NEW YORK— Ready Capital Corporation, a multi-strategy real estate finance company that originates, acquires, finances and services small- to medium-sized balance commercial loans, announced the completion of two securitizations, totaling $609 million, in the second quarter of 2020.
First, a $405 million commercial real estate collateralized loan obligation secured by 56 originated floating-rate transitional loans. The Company sold 80% of the capital structure to investors with a weighted average blended interest rate of LIBOR plus 236 basis points and the most senior bond priced at LIBOR plus 215 basis points. Second, a $204 million fixed-rate securitization of 228 acquired small balance commercial real estate loans.
The Company sold 85% of the capital structure to investors with a weighted average blended interest rate of 4.0% and the most senior bond priced at 3.43%. The proceeds from the securitizations were used to reduce the Company’s secured borrowings by approximately $430 million and generated approximately $60 million in cash.
At June 30, 2020, the Company had unencumbered cash of approximately $225 million, an increase from the Company’s March 31, 2020 unencumbered cash balance of $122 million, and secured borrowings of approximately $1.2 billion, a 25% decrease compared to the Company’s March 31, 2020 secured borrowings balance.

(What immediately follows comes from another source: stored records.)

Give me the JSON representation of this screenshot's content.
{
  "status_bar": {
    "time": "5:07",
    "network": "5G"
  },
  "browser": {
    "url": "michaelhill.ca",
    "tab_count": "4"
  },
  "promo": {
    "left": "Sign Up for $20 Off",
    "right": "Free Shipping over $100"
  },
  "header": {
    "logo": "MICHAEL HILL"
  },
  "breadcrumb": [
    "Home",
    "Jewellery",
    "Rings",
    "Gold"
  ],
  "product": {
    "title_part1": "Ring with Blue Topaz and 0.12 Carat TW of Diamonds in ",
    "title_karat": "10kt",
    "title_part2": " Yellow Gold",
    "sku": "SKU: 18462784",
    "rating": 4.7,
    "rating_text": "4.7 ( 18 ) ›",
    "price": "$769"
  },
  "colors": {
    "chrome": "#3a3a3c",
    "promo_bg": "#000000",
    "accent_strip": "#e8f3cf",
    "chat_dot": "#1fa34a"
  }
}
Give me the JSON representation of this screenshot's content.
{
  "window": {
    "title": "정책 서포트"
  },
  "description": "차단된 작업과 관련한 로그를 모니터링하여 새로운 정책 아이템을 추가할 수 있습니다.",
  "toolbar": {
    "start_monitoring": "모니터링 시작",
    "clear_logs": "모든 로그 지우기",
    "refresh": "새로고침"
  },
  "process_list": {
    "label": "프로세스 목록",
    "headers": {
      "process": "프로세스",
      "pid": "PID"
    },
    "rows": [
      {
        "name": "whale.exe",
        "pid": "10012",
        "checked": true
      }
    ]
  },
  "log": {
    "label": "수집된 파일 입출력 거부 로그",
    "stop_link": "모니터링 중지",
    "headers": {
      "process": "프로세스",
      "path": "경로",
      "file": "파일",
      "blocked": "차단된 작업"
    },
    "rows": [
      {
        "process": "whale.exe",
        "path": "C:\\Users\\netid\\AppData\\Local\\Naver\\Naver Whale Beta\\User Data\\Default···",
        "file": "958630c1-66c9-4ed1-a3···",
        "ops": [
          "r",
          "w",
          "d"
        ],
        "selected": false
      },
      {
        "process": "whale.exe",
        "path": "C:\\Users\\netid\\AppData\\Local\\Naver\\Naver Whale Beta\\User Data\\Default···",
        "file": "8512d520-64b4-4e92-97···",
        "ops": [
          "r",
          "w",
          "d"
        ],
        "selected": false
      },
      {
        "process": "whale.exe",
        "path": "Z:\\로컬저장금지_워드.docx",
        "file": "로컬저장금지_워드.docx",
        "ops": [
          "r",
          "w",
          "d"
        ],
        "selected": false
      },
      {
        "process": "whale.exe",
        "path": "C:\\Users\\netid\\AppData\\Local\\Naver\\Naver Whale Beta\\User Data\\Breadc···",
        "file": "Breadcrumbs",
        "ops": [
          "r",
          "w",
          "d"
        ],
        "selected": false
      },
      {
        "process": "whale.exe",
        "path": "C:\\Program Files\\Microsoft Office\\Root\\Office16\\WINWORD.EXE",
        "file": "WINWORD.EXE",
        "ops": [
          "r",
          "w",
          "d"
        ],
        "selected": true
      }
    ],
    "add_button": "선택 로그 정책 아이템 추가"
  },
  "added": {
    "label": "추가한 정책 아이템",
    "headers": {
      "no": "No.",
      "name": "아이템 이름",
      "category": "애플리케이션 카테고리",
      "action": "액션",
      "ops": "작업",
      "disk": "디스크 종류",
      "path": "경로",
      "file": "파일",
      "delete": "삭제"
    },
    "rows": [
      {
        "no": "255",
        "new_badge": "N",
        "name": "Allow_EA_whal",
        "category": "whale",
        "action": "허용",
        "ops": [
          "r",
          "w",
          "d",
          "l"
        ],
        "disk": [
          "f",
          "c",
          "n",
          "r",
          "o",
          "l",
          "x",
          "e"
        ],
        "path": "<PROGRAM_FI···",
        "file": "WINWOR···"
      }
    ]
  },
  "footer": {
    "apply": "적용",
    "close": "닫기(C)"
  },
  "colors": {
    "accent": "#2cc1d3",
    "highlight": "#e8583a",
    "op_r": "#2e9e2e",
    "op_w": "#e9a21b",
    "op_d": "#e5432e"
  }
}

“We are very pleased with the successful completion of two securitizations in this challenging market and believe the attractive pricing reflects the markets positive view of our small-to-medium business lending model,” said Thomas Capasse, Chairman and Chief Executive Officer. “In the face of increased volatility and market instability, the closing of these securitizations is a testament to our focus on increasing liquidity and reducing mark-to-market liabilities. These transactions enhance our liquidity to further support our opportunistic growth initiatives in the current market environment.”